2015-02-17

Compute shader advices

Recently, I had a lot of pleasure with OpenGL's compute shaders. With this lot of pleasure came a lot of pain because I made some (rookie) mistakes. So I wanted to share my experience and some advices I have, just in case you have troubles too:


  • The first thing you should check are your texture formats! No, really, double check it, don't repeat my mistakes. In your compute shaders, you could use your images (not textures) with

    glBindImageTexture(unit, textureId, 0, false, 0, GL_WRITE_ONLY, GL30.GL_RGBA16F);

    of OpenGL version 4.2 as an output texture. Of course you could use GL_READ_ONLY or GL_READ_WRITE if you use the texture differently. Also keep in mind that this call binds an image, not a texture. And that's why you have to provide a mipmap level you want to attach. I used the wrong format once, namely rgba32f, which my rendertarget attachments didn't have, and it resulted in non existent output from my compute shader. Very frustrating but correct behaviour.
  • Keep in mind that you could use your regular textures via samplers in your compute shaders, too.

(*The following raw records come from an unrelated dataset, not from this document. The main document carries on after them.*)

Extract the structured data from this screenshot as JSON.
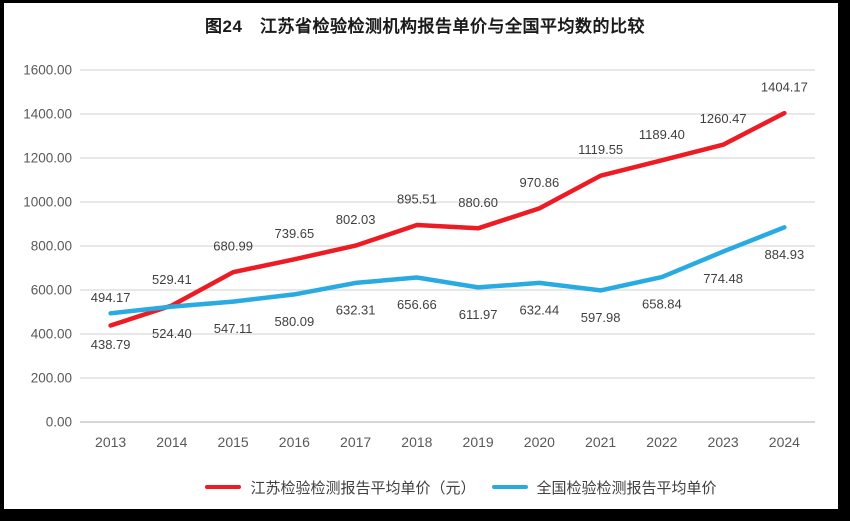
{
  "page": {
    "background": "#ffffff",
    "frame_color": "#000000"
  },
  "chart_data": {
    "type": "line",
    "title": "图24　江苏省检验检测机构报告单价与全国平均数的比较",
    "categories": [
      "2013",
      "2014",
      "2015",
      "2016",
      "2017",
      "2018",
      "2019",
      "2020",
      "2021",
      "2022",
      "2023",
      "2024"
    ],
    "series": [
      {
        "name": "江苏检验检测报告平均单价（元）",
        "color": "#ed1c24",
        "values": [
          438.79,
          529.41,
          680.99,
          739.65,
          802.03,
          895.51,
          880.6,
          970.86,
          1119.55,
          1189.4,
          1260.47,
          1404.17
        ],
        "label_position": "above"
      },
      {
        "name": "全国检验检测报告平均单价",
        "color": "#29abe2",
        "values": [
          494.17,
          524.4,
          547.11,
          580.09,
          632.31,
          656.66,
          611.97,
          632.44,
          597.98,
          658.84,
          774.48,
          884.93
        ],
        "label_position": "below"
      }
    ],
    "xlabel": "",
    "ylabel": "",
    "ylim": [
      0,
      1600
    ],
    "ytick_step": 200,
    "ytick_labels": [
      "0.00",
      "200.00",
      "400.00",
      "600.00",
      "800.00",
      "1000.00",
      "1200.00",
      "1400.00",
      "1600.00"
    ],
    "grid": true,
    "legend_position": "bottom",
    "colors": {
      "gridline": "#d9d9d9",
      "axis_line": "#bfbfbf",
      "tick_label": "#595959",
      "data_label": "#404040"
    }
  }
}
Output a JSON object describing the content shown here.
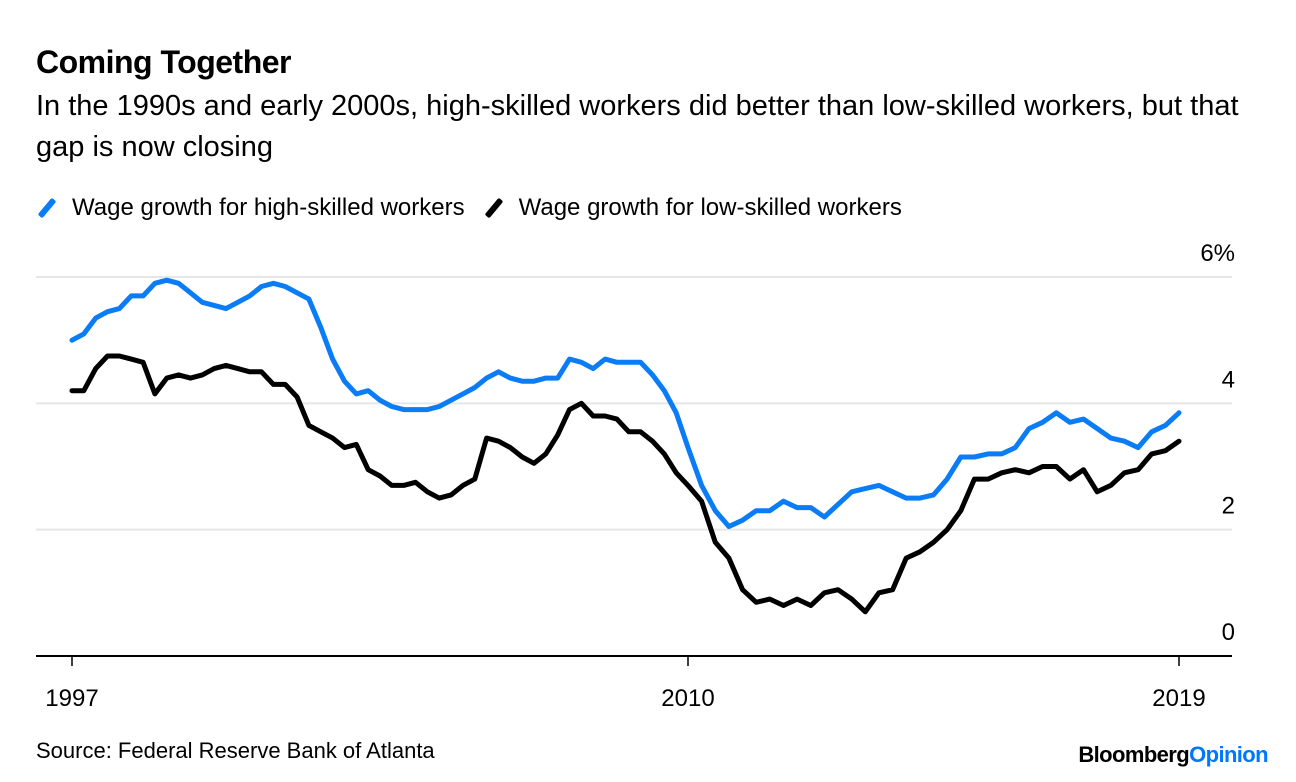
{
  "header": {
    "title": "Coming Together",
    "subtitle": "In the 1990s and early 2000s, high-skilled workers did better than low-skilled workers, but that gap is now closing"
  },
  "legend": [
    {
      "label": "Wage growth for high-skilled workers",
      "color": "#0a7cf5"
    },
    {
      "label": "Wage growth for low-skilled workers",
      "color": "#000000"
    }
  ],
  "footer": {
    "source": "Source: Federal Reserve Bank of Atlanta",
    "logo_brand": "Bloomberg",
    "logo_section": "Opinion"
  },
  "chart_data": {
    "type": "line",
    "title": "Coming Together",
    "xlabel": "",
    "ylabel": "",
    "x_start": 1997,
    "x_step": 0.25,
    "xlim": [
      1997,
      2019
    ],
    "ylim": [
      0,
      6
    ],
    "x_ticks": [
      {
        "value": 1997,
        "label": "1997"
      },
      {
        "value": 2010,
        "label": "2010"
      },
      {
        "value": 2019,
        "label": "2019"
      }
    ],
    "y_ticks": [
      {
        "value": 6,
        "label": "6%"
      },
      {
        "value": 4,
        "label": "4"
      },
      {
        "value": 2,
        "label": "2"
      },
      {
        "value": 0,
        "label": "0"
      }
    ],
    "grid": true,
    "legend_position": "top-left",
    "series": [
      {
        "name": "Wage growth for high-skilled workers",
        "color": "#0a7cf5",
        "values": [
          5.0,
          5.1,
          5.35,
          5.45,
          5.5,
          5.7,
          5.7,
          5.9,
          5.95,
          5.9,
          5.75,
          5.6,
          5.55,
          5.5,
          5.6,
          5.7,
          5.85,
          5.9,
          5.85,
          5.75,
          5.65,
          5.2,
          4.7,
          4.35,
          4.15,
          4.2,
          4.05,
          3.95,
          3.9,
          3.9,
          3.9,
          3.95,
          4.05,
          4.15,
          4.25,
          4.4,
          4.5,
          4.4,
          4.35,
          4.35,
          4.4,
          4.4,
          4.7,
          4.65,
          4.55,
          4.7,
          4.65,
          4.65,
          4.65,
          4.45,
          4.2,
          3.85,
          3.3,
          2.7,
          2.3,
          2.05,
          2.15,
          2.3,
          2.3,
          2.45,
          2.35,
          2.35,
          2.2,
          2.4,
          2.6,
          2.65,
          2.7,
          2.6,
          2.5,
          2.5,
          2.55,
          2.8,
          3.15,
          3.15,
          3.2,
          3.2,
          3.3,
          3.6,
          3.7,
          3.85,
          3.7,
          3.75,
          3.6,
          3.45,
          3.4,
          3.3,
          3.55,
          3.65,
          3.85
        ]
      },
      {
        "name": "Wage growth for low-skilled workers",
        "color": "#000000",
        "values": [
          4.2,
          4.2,
          4.55,
          4.75,
          4.75,
          4.7,
          4.65,
          4.15,
          4.4,
          4.45,
          4.4,
          4.45,
          4.55,
          4.6,
          4.55,
          4.5,
          4.5,
          4.3,
          4.3,
          4.1,
          3.65,
          3.55,
          3.45,
          3.3,
          3.35,
          2.95,
          2.85,
          2.7,
          2.7,
          2.75,
          2.6,
          2.5,
          2.55,
          2.7,
          2.8,
          3.45,
          3.4,
          3.3,
          3.15,
          3.05,
          3.2,
          3.5,
          3.9,
          4.0,
          3.8,
          3.8,
          3.75,
          3.55,
          3.55,
          3.4,
          3.2,
          2.9,
          2.7,
          2.45,
          1.8,
          1.55,
          1.05,
          0.85,
          0.9,
          0.8,
          0.9,
          0.8,
          1.0,
          1.05,
          0.9,
          0.7,
          1.0,
          1.05,
          1.55,
          1.65,
          1.8,
          2.0,
          2.3,
          2.8,
          2.8,
          2.9,
          2.95,
          2.9,
          3.0,
          3.0,
          2.8,
          2.95,
          2.6,
          2.7,
          2.9,
          2.95,
          3.2,
          3.25,
          3.4
        ]
      }
    ]
  }
}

Simply bind the texture and have a  similar line to this in your shader

    layout(binding = 1) uniform sampler2D normalMap;

    That's helpful if you want to access mip levels easily.
  • Since even in the OpenGL super bible is a typo that doesn't help to understand the compute shaders built-ins, I recapture them.
    With dispatchCompute you have to provide three variables that are your group counts. A compute shader pass is done by a large number of threads and defining clever group counts/sizes will help you to process your data. In graphics related cases, mostly you will need compute shaders to render to a texture target. So it would be clever to have a certain, two-dimensional amount of threads, wouldn't it? Define your group sizes corresponding to your image size: a 320*320 image could be devided into 10*10 groups, or tiles - and each will have 32*32 pixels in it. So you should define your group size as 32, 32, 1. Now you can dispatch 320/group size threads, which will be 10 groups, for x and y dimension. In your shader, you will be able to use the built-in gl_WorkGroupSize to have this information in every invocation of your shaders main method. To uniquely identify your invocation, you can use the gl_GlobalInvocationID. If you use your shader like I said in this example, this would contain your texel's position the invocation would have to write. And that's how you can use compute shaders to manipulate your textures. Additionally, there is a gl_WorkGroupID, that identifies your tile/group of the invoation, and gl_LocalInvocationID, that is your pixels position in its tile. Sometimes, it could be useful to use a flattened identifier - for example if you have a task that requires performing an action just 12 times, but has to be done in the compute shader - and therefore you can use gl_LocalInvocationIndex. You can use it as a conditional to limit some code paths like

    if(gl_LocalInvocationIndex < MAX_ITEMS) { processItem(); }

    For a better understanding, have a look at this post, which has a nice picture and another explanation of the group layout.

What else? Compute shaders are awesome! I like how easy it is to invoke them, independent of something like the graphics pipeline. Use compute shaders!